Komando warned that deleting evidence rarely makes it disappear forever.

‘When you hit delete, most companies don’t actually shred your data,’ she said.

‘They flag it, archive it, or keep it in backups for months or years.’

Metadata, records showing who contacted whom, when and from where, often survives even longer than the messages themselves.

That means future data breaches may expose not only what exists today, but digital records people believed had vanished years ago.

‘Your past isn’t protected by time,’ Komando said. ‘It’s waiting in storage.’

She likened old data breaches to sealed envelopes that AI is only now learning to open.

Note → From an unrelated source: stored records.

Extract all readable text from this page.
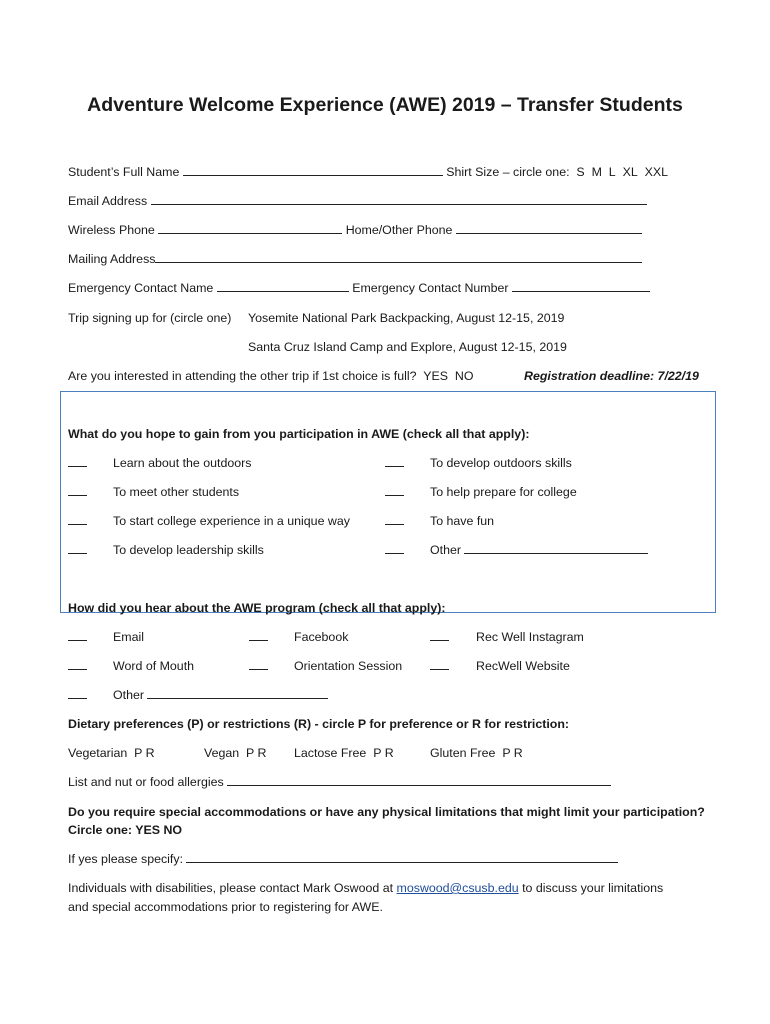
Adventure Welcome Experience (AWE) 2019 – Transfer Students
Student’s Full Name	Shirt Size – circle one: S M L XL XXL
Email Address
Wireless Phone	Home/Other Phone
Mailing Address
Emergency Contact Name	Emergency Contact Number
Trip signing up for (circle one) Yosemite National Park Backpacking, August 12-15, 2019
Santa Cruz Island Camp and Explore, August 12-15, 2019
Are you interested in attending the other trip if 1st choice is full? YES NO	Registration deadline: 7/22/19
What do you hope to gain from you participation in AWE (check all that apply):
Learn about the outdoors	To develop outdoors skills
To meet other students	To help prepare for college
To start college experience in a unique way	To have fun
To develop leadership skills	Other
How did you hear about the AWE program (check all that apply):
Email	Facebook	Rec Well Instagram
Word of Mouth	Orientation Session	RecWell Website
Other
Dietary preferences (P) or restrictions (R) - circle P for preference or R for restriction:
Vegetarian P R	Vegan P R Lactose Free P R	Gluten Free P R
List and nut or food allergies
Do you require special accommodations or have any physical limitations that might limit your participation?
Circle one: YES NO
If yes please specify:
Individuals with disabilities, please contact Mark Oswood at moswood@csusb.edu to discuss your limitations
and special accommodations prior to registering for AWE.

‘Data stolen in breaches from 2012, 2015, 2018 is still floating around out there,’ she said. ‘Back then, it was a useless pile of hay. Millions of random emails, texts and location logs that no criminal had the patience to dig through. AI changed the math.’

‘The affair you thought you got away with in 2014? The evidence didn’t disappear. Nobody has read it yet.’

Komando said people often underestimate just how many digital trails they leave behind every day.

Among them are location histories stored on smartphones, toll transponders, license plate readers, vehicle GPS logs, hotel loyalty programs, airline accounts, fitness trackers, smart home devices and payment apps.

Even family technology can become a source of evidence.

‘Shared photo albums, shared streaming profiles, Find My on the family plan,’ she said. ‘Your household is a surveillance network you installed yourself and pay a monthly fee for.’

Even if someone carefully deletes messages, Komando said, copies often remain elsewhere.

Photos can stay in ‘recently deleted’ folders for weeks, text messages are preserved in cloud backups and phone carriers maintain records showing which numbers communicated and when.

More importantly, deleting one copy does nothing to erase the version stored on someone else’s phone or computer.

‘You can only delete your half of a conversation,’ Komando said. She also argued that attempts to hide an affair may create suspicious patterns of their own.

‘A phone that mysteriously powers off every Thursday at 6pm is a pattern,’ she said. ‘A sudden switch to a secret messaging app is a pattern. Absence of data is data.’

According to Komando, AI excels at recognizing exactly those kinds of patterns.

Two phones appearing at the same location every week, recurring gas station purchases far from home, or repeated visits supposedly made to the gym without corresponding fitness activity may each appear meaningless on their own.

But AI can rapidly combine thousands of those seemingly unrelated clues.

‘Finding patterns humans miss in oceans of boring data is literally what the technology does best,’ she said.

The growing cyber threat means those clues may become available to criminals far more quickly than in the past. 

Moody’s Ratings found the average time it takes hackers to exploit a newly disclosed software vulnerability has plunged from more than 700 days in 2020 to just 44 days in 2025, faster than many organizations can patch the flaws. 

Asked whether anyone could still have an affair without leaving digital evidence in 2026, Komando’s answer was unequivocal.

‘I’d tell them no,’ she said. ‘Between phones, cars, cameras, cards and AI that can stitch it all together, there is no clean getaway anymore.’

‘The only truly affair-proof technology ever invented is not having one,’ she added. ‘Everything else leaves a receipt.’